The ochre-breasted pipit was originally described by Philip Sclater in 1878 with its current binomial Anthus nattereri. What is now the type specimen had originally been identified as a correndera pipit (A. correndera) but Sclater noted enough differences to reclassify the bird. His specific epithet honors Johann Natterer, who had collected the type specimen.

The ochre-breasted pipit is monotypic.

==Description==

The ochre-breasted pipit is 13.5 to 15 cm long. The sexes have the same plumage. Adults have a blackish brown head with a yellow-buff supercilium, a thin dark "moustache", and a black spot on the cheek. Their upperparts and wings are mostly blackish brown with bright buff or golden ochraceous-yellow feather edges that give a bold streaked appearance. Their rump is more rufous and less streaked than their back. Their tail's inner three pairs of feathers are dark brown. The next pair outward are medium brown with white tips, the next brownish white with a large dark brown wedge on the inner web, and the outermost pair like the previous with a smaller brown mark. Their throat is creamy, their breast golden-buff to orange with brown streaks, their flanks rufous-buff with brown streaks, and their belly unstreaked buffy white. They have a dark iris, a brown maxilla, a mostly pale mandible, and yellow-brown to reddish brown legs and feet.

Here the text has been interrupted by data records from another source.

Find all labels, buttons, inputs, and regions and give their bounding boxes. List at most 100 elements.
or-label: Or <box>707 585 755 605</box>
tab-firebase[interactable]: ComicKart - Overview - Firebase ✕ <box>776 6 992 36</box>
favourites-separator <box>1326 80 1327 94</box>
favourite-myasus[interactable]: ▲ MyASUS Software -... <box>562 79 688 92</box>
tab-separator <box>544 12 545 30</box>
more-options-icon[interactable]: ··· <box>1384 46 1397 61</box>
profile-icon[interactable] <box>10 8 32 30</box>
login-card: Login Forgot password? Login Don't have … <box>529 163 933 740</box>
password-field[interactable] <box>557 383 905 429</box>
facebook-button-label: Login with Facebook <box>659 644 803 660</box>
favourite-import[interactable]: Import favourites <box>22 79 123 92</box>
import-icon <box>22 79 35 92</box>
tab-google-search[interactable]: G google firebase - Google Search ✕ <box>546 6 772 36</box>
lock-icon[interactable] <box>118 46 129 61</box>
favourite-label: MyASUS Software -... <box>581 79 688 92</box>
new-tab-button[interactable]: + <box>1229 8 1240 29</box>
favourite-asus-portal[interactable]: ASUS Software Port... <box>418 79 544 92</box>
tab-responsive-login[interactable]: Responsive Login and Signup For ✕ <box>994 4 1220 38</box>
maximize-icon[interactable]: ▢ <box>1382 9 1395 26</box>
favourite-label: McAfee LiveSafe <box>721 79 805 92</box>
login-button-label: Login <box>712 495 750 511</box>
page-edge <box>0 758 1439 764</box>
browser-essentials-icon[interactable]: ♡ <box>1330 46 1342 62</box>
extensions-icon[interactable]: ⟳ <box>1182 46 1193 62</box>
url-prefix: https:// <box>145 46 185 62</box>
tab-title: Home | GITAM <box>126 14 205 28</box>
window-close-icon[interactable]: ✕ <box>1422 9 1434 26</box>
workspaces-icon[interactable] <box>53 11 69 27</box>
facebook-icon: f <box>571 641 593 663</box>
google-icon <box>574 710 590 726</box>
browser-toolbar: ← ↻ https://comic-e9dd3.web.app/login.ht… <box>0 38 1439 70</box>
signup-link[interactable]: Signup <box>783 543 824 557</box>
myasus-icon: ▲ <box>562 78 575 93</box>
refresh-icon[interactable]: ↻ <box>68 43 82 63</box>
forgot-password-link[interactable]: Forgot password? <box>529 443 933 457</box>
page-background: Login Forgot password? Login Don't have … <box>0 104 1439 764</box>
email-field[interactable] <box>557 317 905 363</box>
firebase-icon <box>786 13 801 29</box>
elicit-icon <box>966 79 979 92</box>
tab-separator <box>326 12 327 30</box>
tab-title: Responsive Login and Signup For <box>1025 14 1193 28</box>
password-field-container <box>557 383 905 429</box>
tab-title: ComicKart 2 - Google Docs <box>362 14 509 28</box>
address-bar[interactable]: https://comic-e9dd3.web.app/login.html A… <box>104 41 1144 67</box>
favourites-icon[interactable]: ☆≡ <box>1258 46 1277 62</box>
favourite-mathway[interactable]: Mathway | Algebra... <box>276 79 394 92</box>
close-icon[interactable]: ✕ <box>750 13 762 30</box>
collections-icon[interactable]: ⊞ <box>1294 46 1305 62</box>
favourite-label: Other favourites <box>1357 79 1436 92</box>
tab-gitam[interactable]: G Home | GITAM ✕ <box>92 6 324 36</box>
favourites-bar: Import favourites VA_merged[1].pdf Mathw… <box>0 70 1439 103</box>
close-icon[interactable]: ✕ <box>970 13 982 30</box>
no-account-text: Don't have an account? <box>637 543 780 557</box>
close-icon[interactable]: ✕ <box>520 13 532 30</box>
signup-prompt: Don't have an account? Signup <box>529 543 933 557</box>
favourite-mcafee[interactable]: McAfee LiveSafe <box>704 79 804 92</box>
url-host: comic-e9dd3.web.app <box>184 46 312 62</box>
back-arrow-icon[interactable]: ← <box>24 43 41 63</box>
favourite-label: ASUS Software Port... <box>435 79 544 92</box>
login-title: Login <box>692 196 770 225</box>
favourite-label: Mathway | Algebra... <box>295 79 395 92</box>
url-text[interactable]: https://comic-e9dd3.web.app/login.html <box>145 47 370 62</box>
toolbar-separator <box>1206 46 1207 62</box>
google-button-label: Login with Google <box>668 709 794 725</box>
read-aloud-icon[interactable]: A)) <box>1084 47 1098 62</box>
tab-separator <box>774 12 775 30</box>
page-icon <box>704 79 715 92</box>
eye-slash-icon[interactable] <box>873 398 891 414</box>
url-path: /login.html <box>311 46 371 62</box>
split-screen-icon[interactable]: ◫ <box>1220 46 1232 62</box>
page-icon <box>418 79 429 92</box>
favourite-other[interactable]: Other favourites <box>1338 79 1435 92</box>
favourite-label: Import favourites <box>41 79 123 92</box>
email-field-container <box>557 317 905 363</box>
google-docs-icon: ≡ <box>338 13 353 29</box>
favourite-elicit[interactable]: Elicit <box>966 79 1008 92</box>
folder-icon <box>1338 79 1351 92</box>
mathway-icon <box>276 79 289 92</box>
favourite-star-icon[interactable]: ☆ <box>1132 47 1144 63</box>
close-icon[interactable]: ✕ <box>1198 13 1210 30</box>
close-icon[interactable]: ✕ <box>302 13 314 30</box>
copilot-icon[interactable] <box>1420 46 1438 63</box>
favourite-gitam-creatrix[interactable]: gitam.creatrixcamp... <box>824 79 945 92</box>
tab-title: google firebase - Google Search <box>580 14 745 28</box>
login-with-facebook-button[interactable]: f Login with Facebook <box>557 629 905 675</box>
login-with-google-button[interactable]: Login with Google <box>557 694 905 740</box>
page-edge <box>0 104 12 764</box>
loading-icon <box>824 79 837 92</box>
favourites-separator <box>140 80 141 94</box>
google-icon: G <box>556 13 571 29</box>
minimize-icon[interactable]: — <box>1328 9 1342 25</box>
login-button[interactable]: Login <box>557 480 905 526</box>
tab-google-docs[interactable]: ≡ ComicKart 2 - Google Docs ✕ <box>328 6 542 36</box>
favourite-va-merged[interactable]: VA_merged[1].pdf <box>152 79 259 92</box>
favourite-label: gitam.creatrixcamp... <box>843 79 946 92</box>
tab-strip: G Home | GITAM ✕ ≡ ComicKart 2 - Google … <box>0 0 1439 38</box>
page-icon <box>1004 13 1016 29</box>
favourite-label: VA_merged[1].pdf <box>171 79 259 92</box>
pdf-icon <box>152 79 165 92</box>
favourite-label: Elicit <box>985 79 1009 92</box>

==Distribution and habitat==

The ochre-breasted pipit has a highly fragmented distribution. It is found in Brazil intermittently from central Minas Gerais south to central Rio Grande do Sul, in southern Paraguay, in northern and central Uruguay, and in northeastern Argentina's Corrientes Province. It inhabits a variety of landscapes, most of which are treeless. These include campo grassland, pastures, fields, and other open areas. In some areas it appears to favor regenerating burned or lightly grazed areas. It has been recorded in young Eucalyptus plantations during the breeding season. In elevation it mostly is found below 900 m but occurs locally higher in Brazil.

==Behavior==
===Movement===

The ochre-breasted pipit is non-migratory but is believed to be somewhat nomadic in response to weather or climate conditions.

===Feeding===

The ochre-breasted pipit's diet has not been studied but is known to include small invertebrates. It forages on the ground.

===Breeding===

The ochre-breasted pipit apparently breeds between September and January. Males make an aerial display in which the hover about 25 m above the ground and then spiral down. The species' nest is a cup made from plant material placed on the ground by a grass tussock. The only known clutch was of four eggs; apparently only the female incubated. The shiny cowbird (Molothrus bonariensis) is a brood parasite.

===Vocalization===

The ochre-breasted pipit sings during the aerial display, a "very high, sharp, twittering series in 3-6 slightly lowered groups of notes without intervals, ending in a gliding-down èèèh-èèèh-èèèh".

==Status==

The IUCN originally in 1988 assessed the ochre-breasted pipit as Threatened, then in 1994 as Endangered, and since 2000 as Vulnerable. Though its overall range is about 1120000 km2 its actual area of occupancy is much fragmented, much smaller, and not quantified. Its population size is not known and is believed to be decreasing. "The species is threatened by habitat loss, mainly through conversion of dry grasslands to cash-crop fields (mostly sugarcane, soybeans and rice), Eucalyptus plantations, cattle pastures, mining and urban expansion. Intensive grazing, the spread of invasive grasses and annual burning are having a severe impact." It is considered "scarce and very local" overall and rare in Brazil.